Classical fluid mechanics confronts modern research questions: I) Virus transport by speech and II) a novel similarity solution

Howard Stone

Professor of Mechanical & Aerospace Engineering,
Princeton University

Seminar Information

Seminar Series
Fluid Mechanics, Combustion, & Engineering Physics

Seminar Date - Time
March 7, 2022, 3:00 pm
-
4:15

Seminar Location
Seminar Recording Available: Please contact seminar coordinator, Jake Blair at (j1blair@eng.ucsd.edu)

Professor Howard Stone

Abstract

I will provide an overview of two recent projects in my group where we identify new analytical and physical features of flows common to modern research questions. First, I will share some of our work (experimental and numerical) on fluid dynamics themes related to virus transmission by speech, which has largely been neglected, but may be relevant when thinking about asymptomatic transmission of a pathogen, e.g., what kinds of air flows and air exchanges occur when you are talking, masked or unmasked, with a colleague? Second, I consider the drainage of a liquid film on a vertical substrate of finite width. We measured experimentally the film shape near an edge, which is a function of time and two space variables. Analysis of the corresponding nonlinear thin-film equation shows that there is a similarity solution, collapsing three independent variables to one similarity variable, so that the nonlinear PDE becomes a nonlinear ODE. This novel similarity solution (three variables to one) is in excellent agreement with the experimental measurements.

Speaker Bio

Professor Howard A. Stone received the Bachelor of Science degree in Chemical Engineering from the University of California at Davis in 1982 and the PhD in Chemical Engineering from Caltech in 1988. Following a postdoctoral year in the Department of Applied Mathematics and Theoretical Physics at the University of Cambridge, in 1989 he joined the faculty of the (now) School of Engineering and Applied Sciences at Harvard University, where he eventually became the Vicky Joseph Professor of Engineering and Applied Mathematics. In 1994 Professor Stone received both the Joseph R. Levenson Memorial Award and the Phi Beta Kappa teaching Prize, which are the only two teaching awards given to faculty in Harvard College. In 2000 he was named a Harvard College Professor for his contributions to undergraduate education. In July 2009 he moved to Princeton University where he is Donald R. Dixon ’69 and Elizabeth W. Dixon Professor in Mechanical and Aerospace Engineering.

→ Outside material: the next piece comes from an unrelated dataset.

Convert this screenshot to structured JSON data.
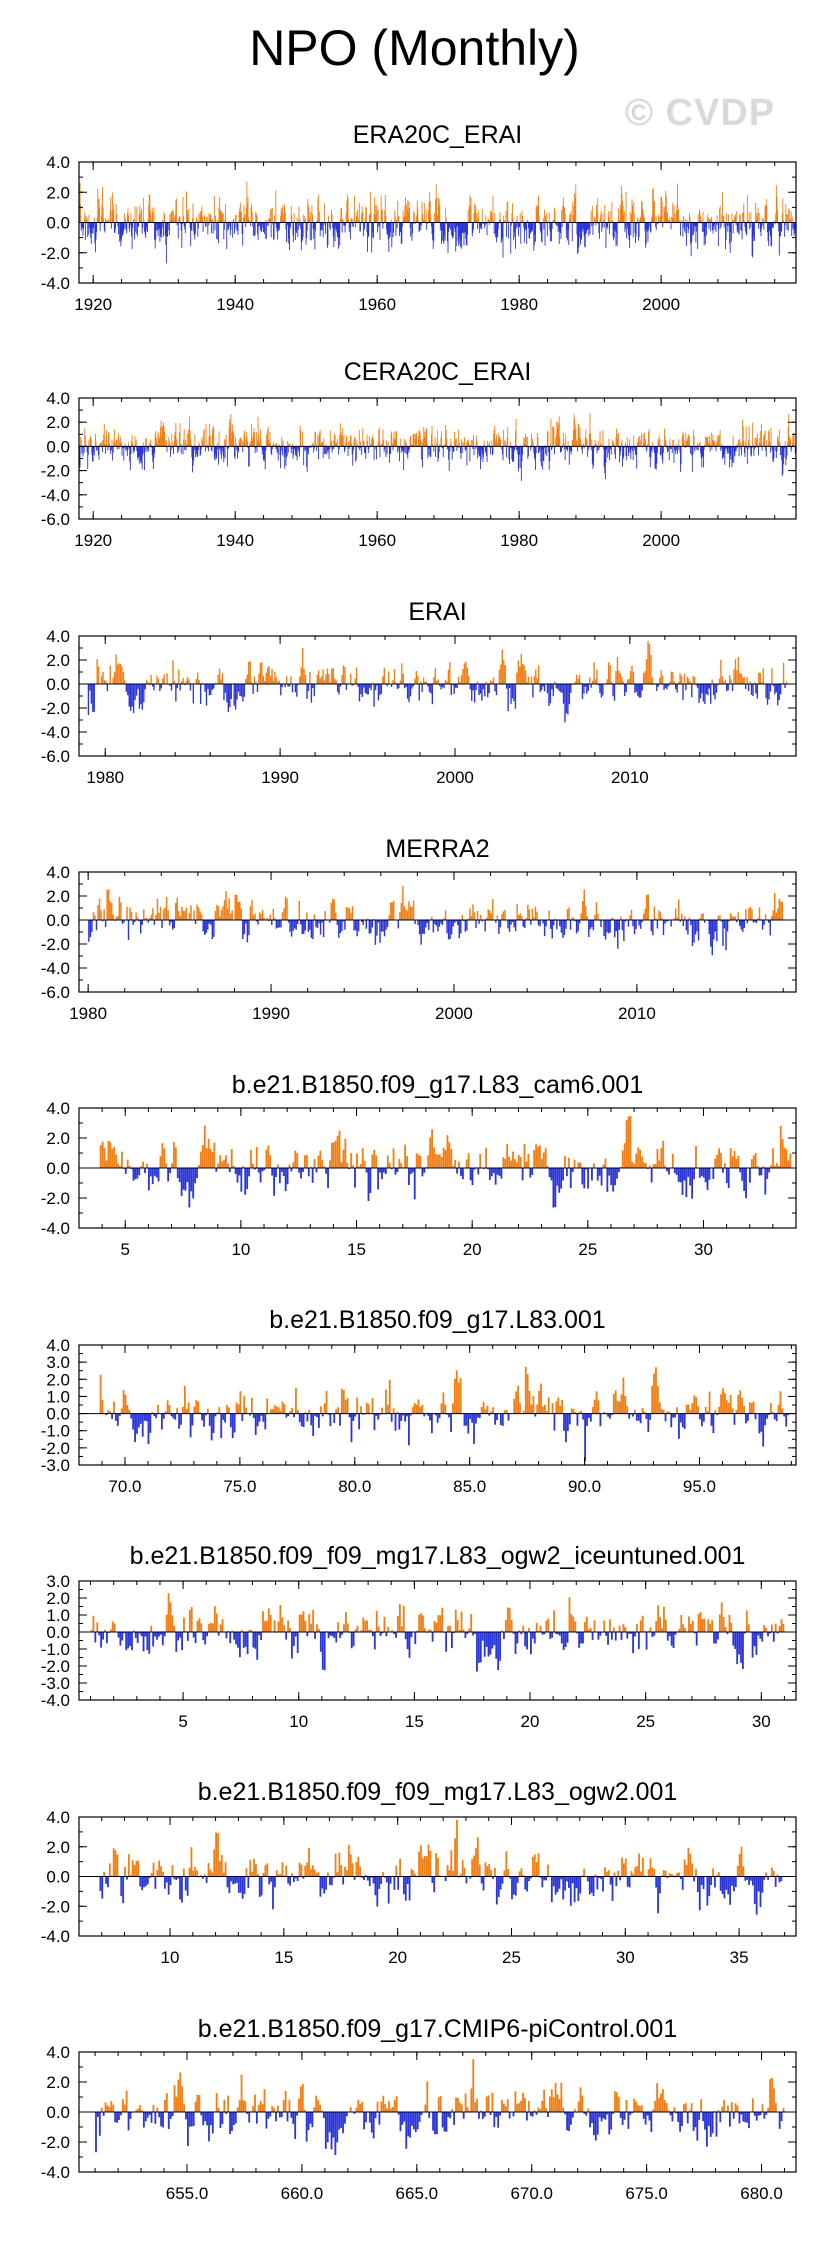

Professor Stone's research interests are in fluid dynamics, especially as they arise in research and applications at the interface of engineering, chemistry, physics, and biology.  In particular, he developed original research directions, using experiments, theory, and simulations, in microfluidics, multiphase flows, electrokinetics, flows involving bacteria and biofilms, etc. He received the NSF Presidential Young Investigator Award, is a Fellow of the American Physical Society (APS), and is past Chair of the Division of Fluid Dynamics of the APS. For ten years he served as an Associate Editor for the Journal of Fluid Mechanics, and is currently on the editorial or advisory boards of Physical Review Fluids, Langmuir, Philosophical Transactions of the Royal Society, and Soft Matter, and is co-editor of the Soft Matter Book Series.  Professor Stone is the first recipient of the G.K. Batchelor Prize in Fluid Dynamics, which was awarded in August 2008, and the 2016 recipient of the Fluid Dynamics Prize of the APS. He was elected to the National Academy of Engineering in 2009, the American Academy of Arts and Sciences in 2011, and the National Academy of Sciences in 2014.